Hereditary tyrosinemia type I (HTI) is a metabolic genetic disorder caused by mutation of fumarylacetoacetate hydrolase (FAH). Because of the accumulation of toxic metabolites, HTI causes severe liver cirrhosis, liver failure, and even hepatocellular carcinoma. HTI is an ideal model for gene therapy, and several strategies have been shown to ameliorate HTI symptoms in animal models. Although CRISPR/Cas9-mediated genome editing is able to correct the Fah mutation in mouse models, WT Cas9 induces numerous undesired mutations that have raised safety concerns for clinical applications. To develop a new method for gene correction with high fidelity, we generated a Fah mutant rat model to investigate whether Cas9 nickase (Cas9n)-mediated genome editing can efficiently correct the Fah. First, we confirmed that Cas9n rarely induces indels in both on-target and off-target sites in cell lines. Using WT Cas9 as a positive control, we delivered Cas9n and the repair donor template/single guide (sg)RNA through adenoviral vectors into HTI rats.

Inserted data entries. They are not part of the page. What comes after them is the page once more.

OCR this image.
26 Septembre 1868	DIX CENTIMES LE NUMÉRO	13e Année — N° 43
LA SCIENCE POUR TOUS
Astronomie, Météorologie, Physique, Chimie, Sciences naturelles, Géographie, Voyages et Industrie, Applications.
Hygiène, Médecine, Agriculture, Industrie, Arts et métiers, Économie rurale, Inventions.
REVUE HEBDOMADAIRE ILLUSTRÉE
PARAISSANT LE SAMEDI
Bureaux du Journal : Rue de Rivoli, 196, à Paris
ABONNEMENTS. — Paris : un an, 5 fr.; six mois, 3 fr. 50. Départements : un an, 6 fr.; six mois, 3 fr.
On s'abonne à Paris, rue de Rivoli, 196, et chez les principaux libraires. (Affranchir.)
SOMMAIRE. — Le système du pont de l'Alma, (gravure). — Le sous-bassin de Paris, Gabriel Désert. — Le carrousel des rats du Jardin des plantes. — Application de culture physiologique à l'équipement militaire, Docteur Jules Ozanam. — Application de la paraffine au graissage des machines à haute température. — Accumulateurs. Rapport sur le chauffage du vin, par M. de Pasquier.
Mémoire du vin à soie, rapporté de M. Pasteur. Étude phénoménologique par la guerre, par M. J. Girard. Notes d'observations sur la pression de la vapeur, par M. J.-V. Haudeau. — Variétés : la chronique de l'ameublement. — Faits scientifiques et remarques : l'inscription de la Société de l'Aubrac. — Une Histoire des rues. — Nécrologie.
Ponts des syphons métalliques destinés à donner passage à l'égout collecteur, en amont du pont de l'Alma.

Analyses of the initial genome editing efficiency indicated that only WT Cas9 but not Cas9n causes indels at the on-target site in the liver tissue. After receiving either Cas9n or WT Cas9-mediated gene correction therapy, HTI rats gained weight steadily and survived. Fah-expressing hepatocytes occupied over 95% of the liver tissue 9 months after the treatment. Moreover, CRISPR/Cas9-mediated gene therapy prevented the progression of liver cirrhosis, a phenotype that could not be recapitulated in the HTI mouse model. These results strongly suggest that Cas9n-mediated genome editing is a valuable and safe gene therapy strategy for this genetic disease.